Normalizes image with mean and std. Note that this will trigger a conversion of image to a NumPy array if it’s a PIL Image.

resize < >

( image size resample = 2 )


  • image (PIL.Image.Image or np.ndarray or torch.Tensor) — The image to resize.
  • size (int or Tuple[int, int]) — The size to use for resizing the image.
  • resample (int, optional, defaults to PIL.Image.BILINEAR) — The filter to user for resampling.

Resizes image. Note that this will trigger a conversion of image to a PIL Image.

to_numpy_array < >

( image rescale = None channel_first = True )


  • image (PIL.Image.Image or np.ndarray or torch.Tensor) — The image to convert to a NumPy array.
  • rescale (bool, optional) — Whether or not to apply the scaling factor (to make pixel values floats between 0. and 1.). Will default to True if the image is a PIL Image or an array/tensor of integers, False otherwise.
  • channel_first (bool, optional, defaults to True) — Whether or not to permute the dimensions of the image to put the channel dimension first.

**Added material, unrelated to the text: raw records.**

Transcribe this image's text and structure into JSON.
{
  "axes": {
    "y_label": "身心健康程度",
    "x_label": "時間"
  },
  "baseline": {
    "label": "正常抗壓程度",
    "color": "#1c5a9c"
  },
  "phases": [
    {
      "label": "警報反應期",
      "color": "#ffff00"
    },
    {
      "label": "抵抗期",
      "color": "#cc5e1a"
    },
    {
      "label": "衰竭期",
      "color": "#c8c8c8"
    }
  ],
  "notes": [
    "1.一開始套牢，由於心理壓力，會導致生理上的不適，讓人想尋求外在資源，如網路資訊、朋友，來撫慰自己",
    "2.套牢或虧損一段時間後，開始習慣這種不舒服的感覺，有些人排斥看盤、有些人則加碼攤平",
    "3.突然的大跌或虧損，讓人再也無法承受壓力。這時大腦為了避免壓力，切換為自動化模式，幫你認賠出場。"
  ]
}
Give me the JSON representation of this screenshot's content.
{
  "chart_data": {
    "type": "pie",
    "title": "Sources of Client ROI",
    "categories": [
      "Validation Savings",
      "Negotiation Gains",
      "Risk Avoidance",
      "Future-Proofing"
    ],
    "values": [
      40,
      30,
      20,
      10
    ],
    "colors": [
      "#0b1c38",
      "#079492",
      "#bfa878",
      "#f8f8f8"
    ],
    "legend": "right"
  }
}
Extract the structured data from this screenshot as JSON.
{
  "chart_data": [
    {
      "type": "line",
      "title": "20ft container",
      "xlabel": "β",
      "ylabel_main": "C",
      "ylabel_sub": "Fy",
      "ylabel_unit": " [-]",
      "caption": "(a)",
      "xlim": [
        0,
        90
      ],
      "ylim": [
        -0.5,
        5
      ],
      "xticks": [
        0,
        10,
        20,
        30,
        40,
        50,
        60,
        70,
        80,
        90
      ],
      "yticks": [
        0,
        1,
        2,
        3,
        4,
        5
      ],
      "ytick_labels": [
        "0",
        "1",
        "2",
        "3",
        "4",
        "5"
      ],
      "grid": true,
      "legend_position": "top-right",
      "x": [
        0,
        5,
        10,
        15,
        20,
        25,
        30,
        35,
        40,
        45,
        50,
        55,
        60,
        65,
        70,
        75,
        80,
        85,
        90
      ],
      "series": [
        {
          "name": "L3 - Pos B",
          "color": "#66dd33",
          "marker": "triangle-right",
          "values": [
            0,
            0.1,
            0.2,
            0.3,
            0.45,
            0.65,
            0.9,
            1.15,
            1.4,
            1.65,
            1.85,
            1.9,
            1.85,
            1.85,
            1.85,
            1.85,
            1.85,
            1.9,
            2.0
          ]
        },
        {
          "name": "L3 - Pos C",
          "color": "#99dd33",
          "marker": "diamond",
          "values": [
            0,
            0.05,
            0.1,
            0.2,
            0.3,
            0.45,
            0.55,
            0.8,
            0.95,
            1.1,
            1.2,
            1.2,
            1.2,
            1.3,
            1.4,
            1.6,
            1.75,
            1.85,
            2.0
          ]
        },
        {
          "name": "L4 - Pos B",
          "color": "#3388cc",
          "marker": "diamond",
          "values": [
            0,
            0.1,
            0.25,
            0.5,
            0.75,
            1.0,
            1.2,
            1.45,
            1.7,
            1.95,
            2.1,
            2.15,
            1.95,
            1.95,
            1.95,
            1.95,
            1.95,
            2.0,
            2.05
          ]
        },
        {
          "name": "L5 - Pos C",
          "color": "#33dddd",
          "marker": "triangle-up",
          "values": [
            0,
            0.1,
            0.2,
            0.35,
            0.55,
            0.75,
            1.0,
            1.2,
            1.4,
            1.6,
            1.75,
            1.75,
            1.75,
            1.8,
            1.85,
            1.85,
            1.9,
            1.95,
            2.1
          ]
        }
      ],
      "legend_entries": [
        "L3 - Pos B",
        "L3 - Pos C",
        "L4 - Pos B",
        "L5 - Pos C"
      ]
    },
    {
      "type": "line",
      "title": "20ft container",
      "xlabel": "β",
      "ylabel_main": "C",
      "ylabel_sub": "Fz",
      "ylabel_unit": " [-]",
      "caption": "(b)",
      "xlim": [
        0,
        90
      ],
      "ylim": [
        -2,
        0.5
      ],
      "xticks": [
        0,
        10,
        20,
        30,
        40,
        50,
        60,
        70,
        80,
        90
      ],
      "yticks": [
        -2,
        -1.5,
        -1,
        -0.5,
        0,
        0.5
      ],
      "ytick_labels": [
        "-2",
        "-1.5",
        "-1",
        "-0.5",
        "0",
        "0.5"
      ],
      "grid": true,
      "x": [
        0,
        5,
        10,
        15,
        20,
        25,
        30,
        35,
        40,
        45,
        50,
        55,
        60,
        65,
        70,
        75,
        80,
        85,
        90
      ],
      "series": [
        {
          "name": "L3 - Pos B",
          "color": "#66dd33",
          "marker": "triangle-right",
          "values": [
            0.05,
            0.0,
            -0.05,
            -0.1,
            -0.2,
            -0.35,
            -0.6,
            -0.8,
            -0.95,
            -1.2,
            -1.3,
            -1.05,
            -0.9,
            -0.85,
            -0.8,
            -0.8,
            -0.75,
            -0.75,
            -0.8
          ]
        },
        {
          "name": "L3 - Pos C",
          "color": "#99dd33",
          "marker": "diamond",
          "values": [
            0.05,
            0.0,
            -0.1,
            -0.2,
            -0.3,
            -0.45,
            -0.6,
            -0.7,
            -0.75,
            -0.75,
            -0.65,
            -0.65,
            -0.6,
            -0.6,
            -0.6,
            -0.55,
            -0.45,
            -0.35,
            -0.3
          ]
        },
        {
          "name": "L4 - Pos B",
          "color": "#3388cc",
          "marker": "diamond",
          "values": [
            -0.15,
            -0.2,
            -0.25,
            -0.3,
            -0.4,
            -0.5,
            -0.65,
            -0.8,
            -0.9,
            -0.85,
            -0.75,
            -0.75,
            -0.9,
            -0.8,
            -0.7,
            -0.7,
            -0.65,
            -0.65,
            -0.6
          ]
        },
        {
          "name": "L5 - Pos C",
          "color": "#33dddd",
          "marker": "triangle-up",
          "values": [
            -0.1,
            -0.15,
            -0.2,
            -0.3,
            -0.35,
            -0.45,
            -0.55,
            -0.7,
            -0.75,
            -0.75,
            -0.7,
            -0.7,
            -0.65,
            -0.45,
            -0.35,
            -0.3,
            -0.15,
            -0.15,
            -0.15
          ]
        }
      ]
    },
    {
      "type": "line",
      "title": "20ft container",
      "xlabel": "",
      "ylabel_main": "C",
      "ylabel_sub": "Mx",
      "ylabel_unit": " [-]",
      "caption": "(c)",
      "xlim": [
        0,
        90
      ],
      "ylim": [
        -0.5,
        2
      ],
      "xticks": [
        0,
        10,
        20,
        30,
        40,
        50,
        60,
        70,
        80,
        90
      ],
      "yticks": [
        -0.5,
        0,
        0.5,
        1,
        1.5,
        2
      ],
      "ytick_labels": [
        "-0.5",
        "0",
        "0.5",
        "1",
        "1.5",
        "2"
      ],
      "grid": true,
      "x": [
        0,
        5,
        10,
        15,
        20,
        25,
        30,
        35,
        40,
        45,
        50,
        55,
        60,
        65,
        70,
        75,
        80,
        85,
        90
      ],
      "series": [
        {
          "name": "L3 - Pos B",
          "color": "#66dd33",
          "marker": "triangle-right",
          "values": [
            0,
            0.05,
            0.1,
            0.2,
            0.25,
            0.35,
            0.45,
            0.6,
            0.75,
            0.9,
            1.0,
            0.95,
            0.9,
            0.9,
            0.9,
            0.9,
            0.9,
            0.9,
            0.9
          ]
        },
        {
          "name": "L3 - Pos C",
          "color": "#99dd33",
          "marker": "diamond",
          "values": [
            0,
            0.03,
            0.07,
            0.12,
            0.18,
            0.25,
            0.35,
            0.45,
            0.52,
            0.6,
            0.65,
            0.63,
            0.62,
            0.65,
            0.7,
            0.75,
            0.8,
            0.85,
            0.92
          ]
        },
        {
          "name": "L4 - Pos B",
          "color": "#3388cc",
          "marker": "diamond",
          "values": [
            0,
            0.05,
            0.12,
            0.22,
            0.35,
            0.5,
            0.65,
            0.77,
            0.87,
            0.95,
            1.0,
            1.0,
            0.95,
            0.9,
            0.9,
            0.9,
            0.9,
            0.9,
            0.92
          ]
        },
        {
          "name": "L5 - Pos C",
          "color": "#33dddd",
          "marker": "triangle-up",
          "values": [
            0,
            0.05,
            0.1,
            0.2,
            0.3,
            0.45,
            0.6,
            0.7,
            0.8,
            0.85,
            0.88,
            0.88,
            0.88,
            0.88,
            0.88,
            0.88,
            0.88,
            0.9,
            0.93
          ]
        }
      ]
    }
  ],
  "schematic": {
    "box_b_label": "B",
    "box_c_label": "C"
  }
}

Converts image to a numpy array. Optionally rescales it and puts the channel dimension as the first dimension.

to_pil_image < >

( image rescale = None )


  • image (PIL.Image.Image or numpy.ndarray or torch.Tensor) — The image to convert to the PIL Image format.
  • rescale (bool, optional) — Whether or not to apply the scaling factor (to make pixel values integers between 0 and 255). Will default to True if the image type is a floating type, False otherwise.

Converts image to a PIL Image. Optionally rescales it and puts the channel dimension back as the last axis if needed.